A reunião contou com a presença de João Bilhim,
presidente da Cresap, de Maria Margarida de Almeida, na qualidade de vogal
permanente da comissão, de Maria Antónia Anes, como vogal não permanente, e de
Maria Lagarto Pereira, na qualidade de perita.
Poucos dias
depois, a 12 de Fevereiro, foi publicado em Diário da República um despacho da
ministra Paula Teixeira da Cruz que nomeava António Figueiredo para a o IRN
“por um período de cinco anos”.
A nomeação
contraria declarações proferidas na semana passada pela governante que, citada
pelo semanário Sol, sublinhou que nem o presidente do IRN nem a
secretária-geral do MJ tinham sido escolhidos por si, mas sim “nomeados na
sequência de concurso conduzido pela Cresap”.
Numa nota enviada
ao PÚBLICO, a Cresap frisou que “não indicou o nome do Dr.

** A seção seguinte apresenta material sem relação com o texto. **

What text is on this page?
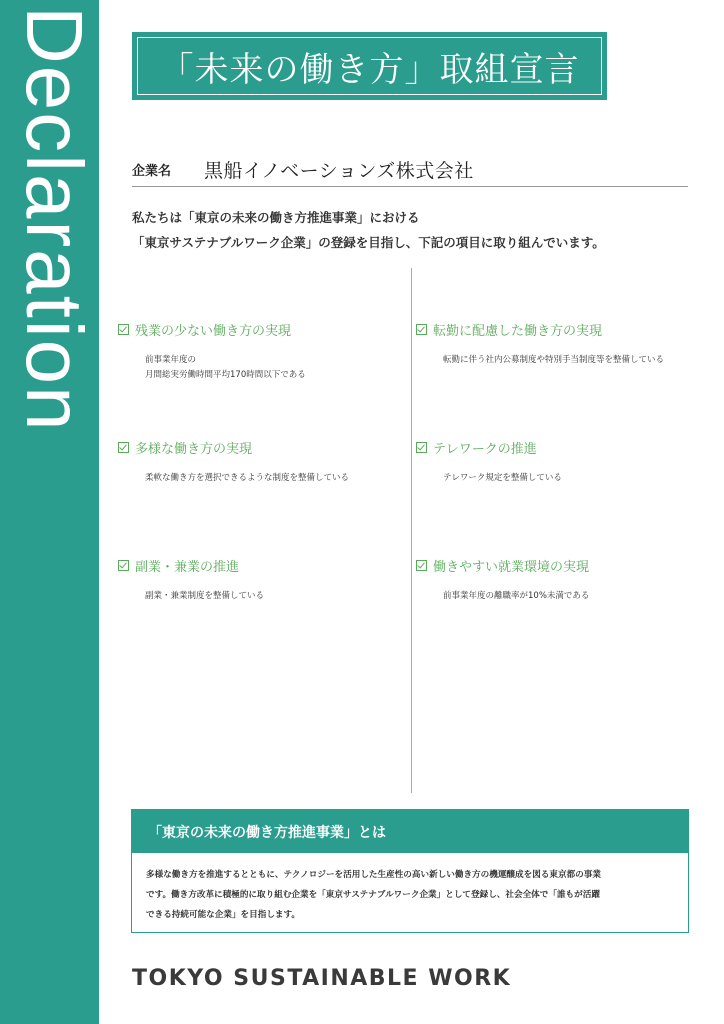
Declaration 「未来の働き方」取組宣言
企業名	黒船イノベーションズ株式会社
私たちは「東京の未来の働き方推進事業」における
「東京サステナブルワーク企業」の登録を目指し、下記の項目に取り組んでいます。
残業の少ない働き方の実現
前事業年度の
月間総実労働時間平均170時間以下である
転勤に配慮した働き方の実現
転勤に伴う社内公募制度や特別手当制度等を整備している
多様な働き方の実現
柔軟な働き方を選択できるような制度を整備している
テレワークの推進
テレワーク規定を整備している
副業・兼業の推進
副業・兼業制度を整備している
働きやすい就業環境の実現
前事業年度の離職率が10%未満である
「東京の未来の働き方推進事業」とは
多様な働き方を推進するとともに、テクノロジーを活用した生産性の高い新しい働き方の機運醸成を図る東京都の事業
です。働き方改革に積極的に取り組む企業を「東京サステナブルワーク企業」として登録し、社会全体で「誰もが活躍
できる持続可能な企業」を目指します。
TOKYO SUSTAINABLE WORK
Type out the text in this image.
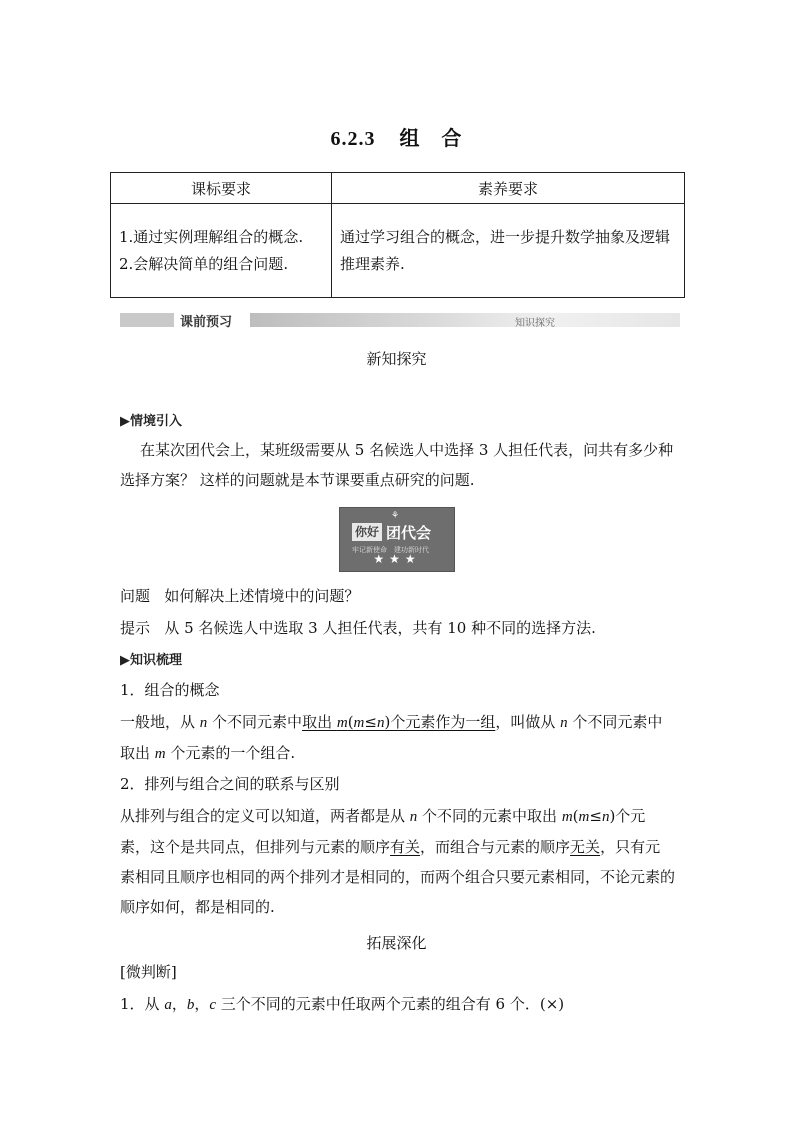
6.2.3 组　合
课标要求	素养要求

1.通过实例理解组合的概念.
2.会解决简单的组合问题.	通过学习组合的概念，进一步提升数学抽象及逻辑推理素养.
课前预习	知识探究
新知探究
▶情境引入
在某次团代会上，某班级需要从 5 名候选人中选择 3 人担任代表，问共有多少种选择方案？ 这样的问题就是本节课要重点研究的问题.
⚘
你好 团代会
牢记新使命　建功新时代
★★★
问题 如何解决上述情境中的问题？
提示 从 5 名候选人中选取 3 人担任代表，共有 10 种不同的选择方法.
▶知识梳理
1．组合的概念
一般地，从 n 个不同元素中取出 m(m≤n)个元素作为一组，叫做从 n 个不同元素中取出 m 个元素的一个组合.
2．排列与组合之间的联系与区别
从排列与组合的定义可以知道，两者都是从 n 个不同的元素中取出 m(m≤n)个元素，这个是共同点，但排列与元素的顺序有关，而组合与元素的顺序无关，只有元素相同且顺序也相同的两个排列才是相同的，而两个组合只要元素相同，不论元素的顺序如何，都是相同的.
拓展深化
[微判断]
1．从 a，b，c 三个不同的元素中任取两个元素的组合有 6 个．(×)
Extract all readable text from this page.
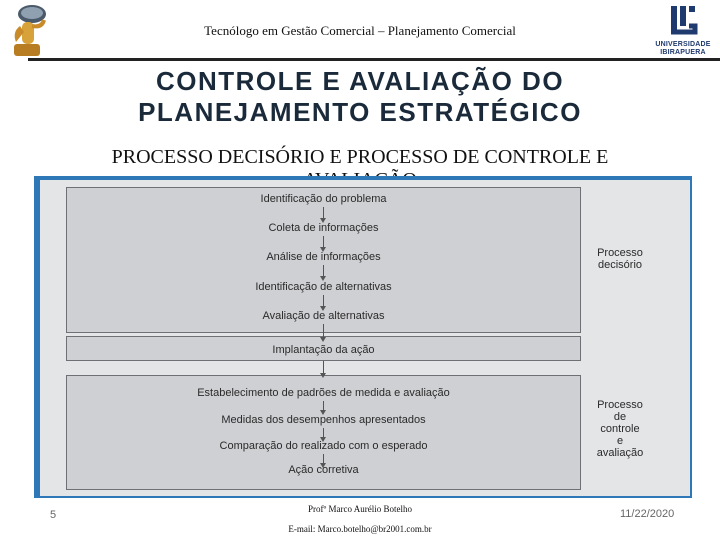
Tecnólogo em Gestão Comercial – Planejamento Comercial
UNIVERSIDADE
IBIRAPUERA
CONTROLE E AVALIAÇÃO DO
PLANEJAMENTO ESTRATÉGICO
PROCESSO DECISÓRIO E PROCESSO DE CONTROLE E
Identificação do problema
Coleta de informações
Análise de informações
Identificação de alternativas
Avaliação de alternativas
Implantação da ação
Estabelecimento de padrões de medida e avaliação
Medidas dos desempenhos apresentados
Comparação do realizado com o esperado
Ação corretiva
Processo
decisório
Processo
de
controle
e
avaliação
5	Profº Marco Aurélio Botelho
E-mail: Marco.botelho@br2001.com.br
11/22/2020
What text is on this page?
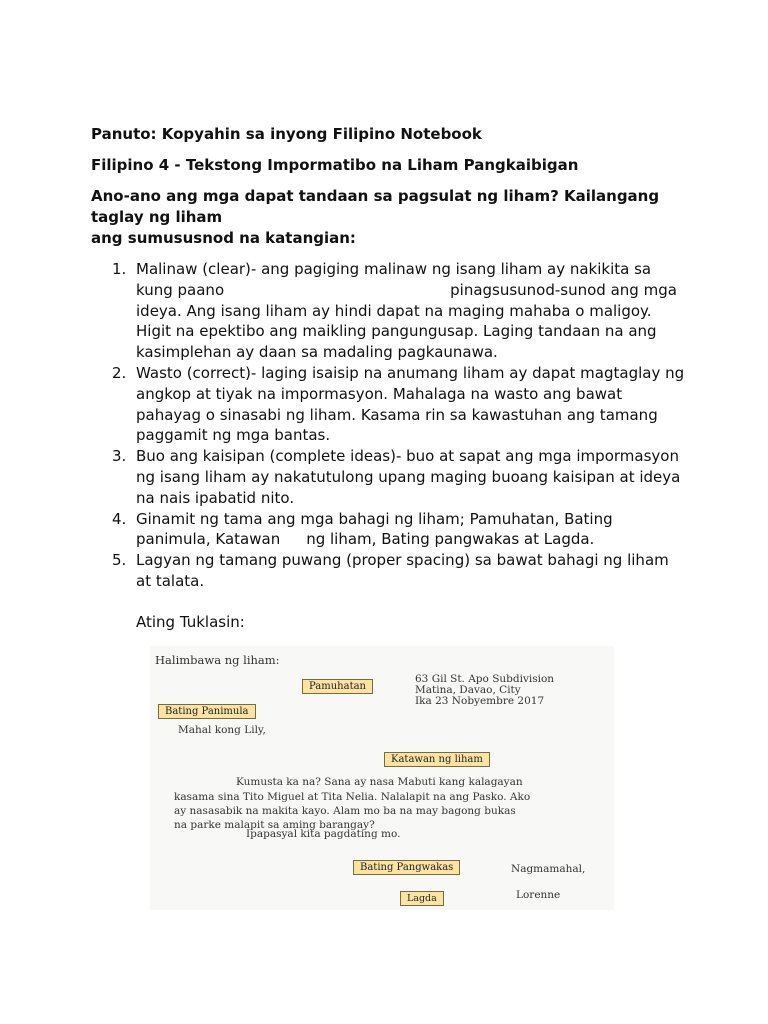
Panuto: Kopyahin sa inyong Filipino Notebook

Filipino 4 - Tekstong Impormatibo na Liham Pangkaibigan

Ano-ano ang mga dapat tandaan sa pagsulat ng liham? Kailangang
taglay ng liham
ang sumususnod na katangian:

1. Malinaw (clear)- ang pagiging malinaw ng isang liham ay nakikita sa kung paano	pinagsusunod-sunod ang mga ideya. Ang isang liham ay hindi dapat na maging mahaba o maligoy. Higit na epektibo ang maikling pangungusap. Laging tandaan na ang kasimplehan ay daan sa madaling pagkaunawa.
2. Wasto (correct)- laging isaisip na anumang liham ay dapat magtaglay ng angkop at tiyak na impormasyon. Mahalaga na wasto ang bawat pahayag o sinasabi ng liham. Kasama rin sa kawastuhan ang tamang paggamit ng mga bantas.
3. Buo ang kaisipan (complete ideas)- buo at sapat ang mga impormasyon ng isang liham ay nakatutulong upang maging buoang kaisipan at ideya na nais ipabatid nito.
4. Ginamit ng tama ang mga bahagi ng liham; Pamuhatan, Bating panimula, Katawan ng liham, Bating pangwakas at Lagda.
5. Lagyan ng tamang puwang (proper spacing) sa bawat bahagi ng liham at talata.

Ating Tuklasin:

Halimbawa ng liham:

Pamuhatan

63 Gil St. Apo Subdivision

Matina, Davao, City

Ika 23 Nobyembre 2017

Bating Panimula

Mahal kong Lily,

Katawan ng liham

Kumusta ka na? Sana ay nasa Mabuti kang kalagayan

kasama sina Tito Miguel at Tita Nelia. Nalalapit na ang Pasko. Ako

ay nasasabik na makita kayo. Alam mo ba na may bagong bukas

na parke malapit sa aming barangay?

Ipapasyal kita pagdating mo.

Bating Pangwakas	Nagmamahal,

Lagda	Lorenne
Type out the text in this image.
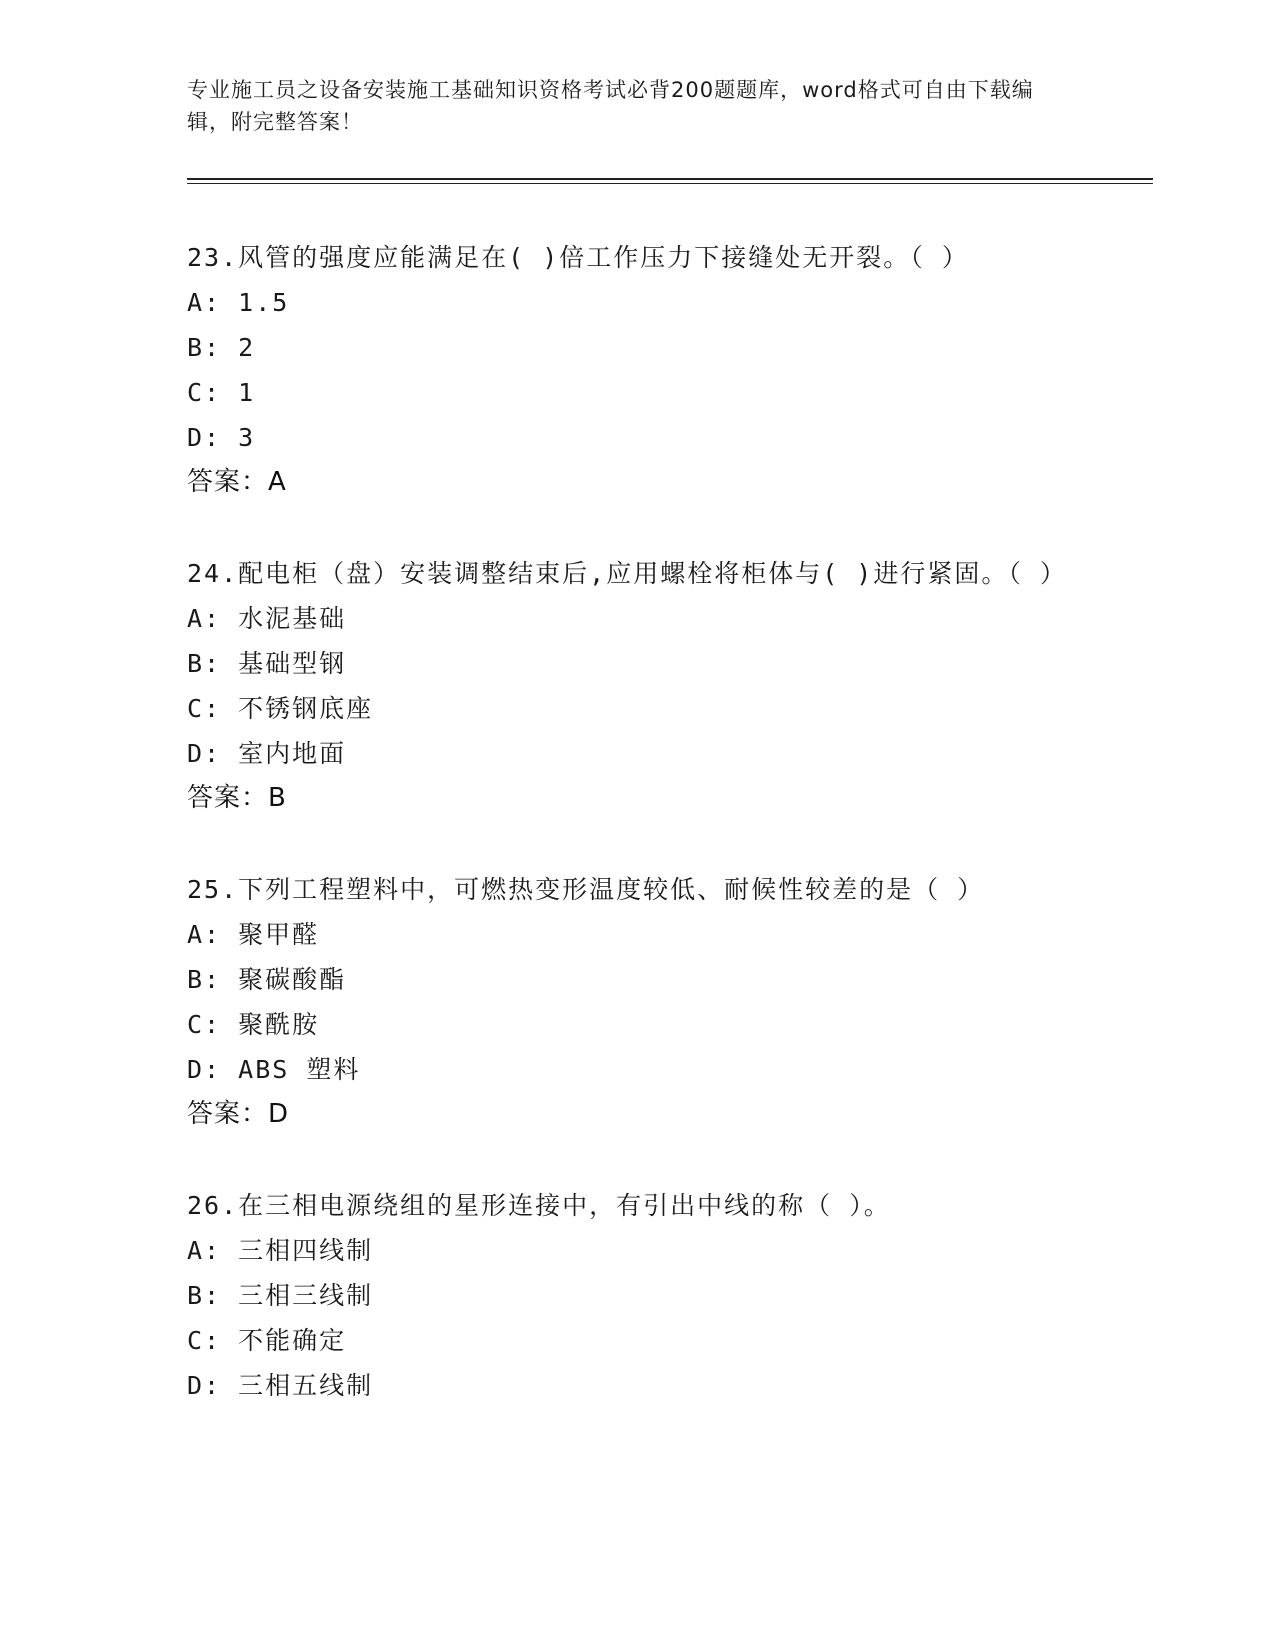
专业施工员之设备安装施工基础知识资格考试必背200题题库，word格式可自由下载编辑，附完整答案！
23.风管的强度应能满足在( )倍工作压力下接缝处无开裂。（ ）
A: 1.5
B: 2
C: 1
D: 3
答案：A
24.配电柜（盘）安装调整结束后,应用螺栓将柜体与( )进行紧固。（ ）
A: 水泥基础
B: 基础型钢
C: 不锈钢底座
D: 室内地面
答案：B
25.下列工程塑料中，可燃热变形温度较低、耐候性较差的是（ ）
A: 聚甲醛
B: 聚碳酸酯
C: 聚酰胺
D: ABS 塑料
答案：D
26.在三相电源绕组的星形连接中，有引出中线的称（ ）。
A: 三相四线制
B: 三相三线制
C: 不能确定
D: 三相五线制
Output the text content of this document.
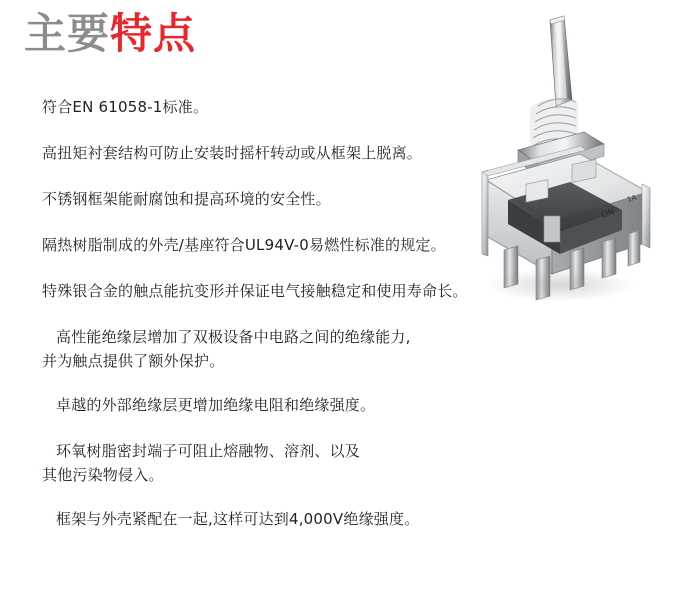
主要特点
ON
1A

符合EN 61058-1标准。

高扭矩衬套结构可防止安装时摇杆转动或从框架上脱离。

不锈钢框架能耐腐蚀和提高环境的安全性。

隔热树脂制成的外壳/基座符合UL94V-0易燃性标准的规定。

特殊银合金的触点能抗变形并保证电气接触稳定和使用寿命长。

高性能绝缘层增加了双极设备中电路之间的绝缘能力,
并为触点提供了额外保护。

卓越的外部绝缘层更增加绝缘电阻和绝缘强度。

环氧树脂密封端子可阻止熔融物、溶剂、以及
其他污染物侵入。

框架与外壳紧配在一起,这样可达到4,000V绝缘强度。
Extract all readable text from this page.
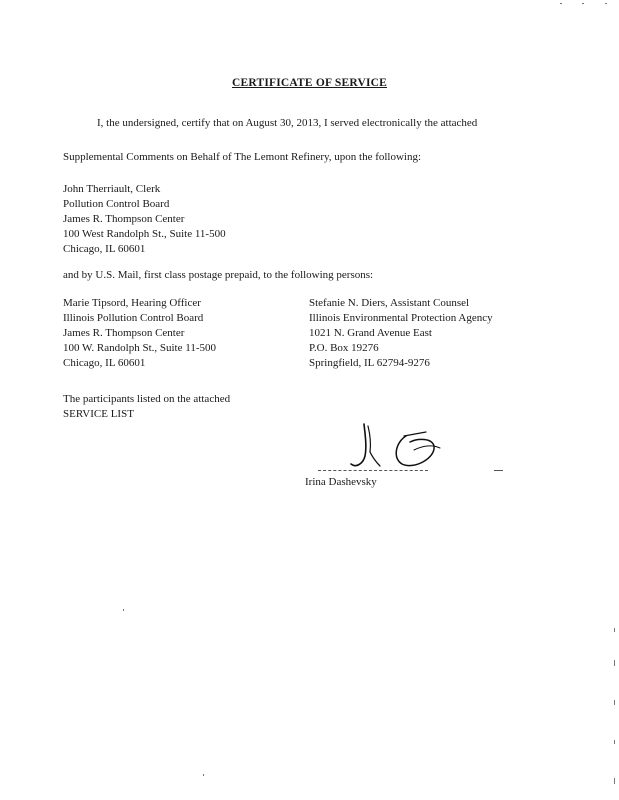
CERTIFICATE OF SERVICE
I, the undersigned, certify that on August 30, 2013, I served electronically the attached
Supplemental Comments on Behalf of The Lemont Refinery, upon the following:
John Therriault, Clerk
Pollution Control Board
James R. Thompson Center
100 West Randolph St., Suite 11-500
Chicago, IL 60601
and by U.S. Mail, first class postage prepaid, to the following persons:
Marie Tipsord, Hearing Officer
Illinois Pollution Control Board
James R. Thompson Center
100 W. Randolph St., Suite 11-500
Chicago, IL 60601
Stefanie N. Diers, Assistant Counsel
Illinois Environmental Protection Agency
1021 N. Grand Avenue East
P.O. Box 19276
Springfield, IL 62794-9276
The participants listed on the attached
SERVICE LIST
Irina Dashevsky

António Figueiredo à
senhora ministra da Justiça, porque não chegou a apresentar uma proposta de
designação pelas razões acima apresentadas”. Quanto à escolha de Maria Antónia
Anes, a comissão explica que “enviou para a tutela, no dia 7 de Março de 2013, a proposta de
designação com os três nomes seleccionados para o desempenho do cargo, por
ordem alfabética (...) dos quais a tutela escolheu um”.
Na sequência
desta proposta, Paula Teixeira da Cruz escolheu Maria Antónia Anes, por
despacho publicado logo a 15 de Março em Diário da República. A mesma
responsável já estava no cargo, tendo sido nomeada, em regime de substituição,
pela ministra.
Contactado pelo
PÚBLICO, o MJ esclareceu que, “desde que assumiu funções, a ministra da Justiça
decidiu manter todas as equipas dirigentes por entender que a administração
pública deve funcionar independentemente das mudanças de poder político e à luz
de critérios de mérito e competência”. E, por isso, “só quando confrontada com
pedidos de cessação de funções de alguns dirigentes, como foi o caso dos
dirigentes da secretaria-geral, é que a Ministra da Justiça procedeu a
nomeações, em regime de substituição, de novos titulares dos cargos para
garantir o regular funcionamento dos serviços”.
No que diz
respeito ao IRN, o ministério refere que a comunicação da Cresap levou a
ministra a determinar, “por não haver alternativa, a continuaçao do presidente
então em funções, desde 2004, procurando, desta forma, assegurar o regular
funcionamento dos serviços”.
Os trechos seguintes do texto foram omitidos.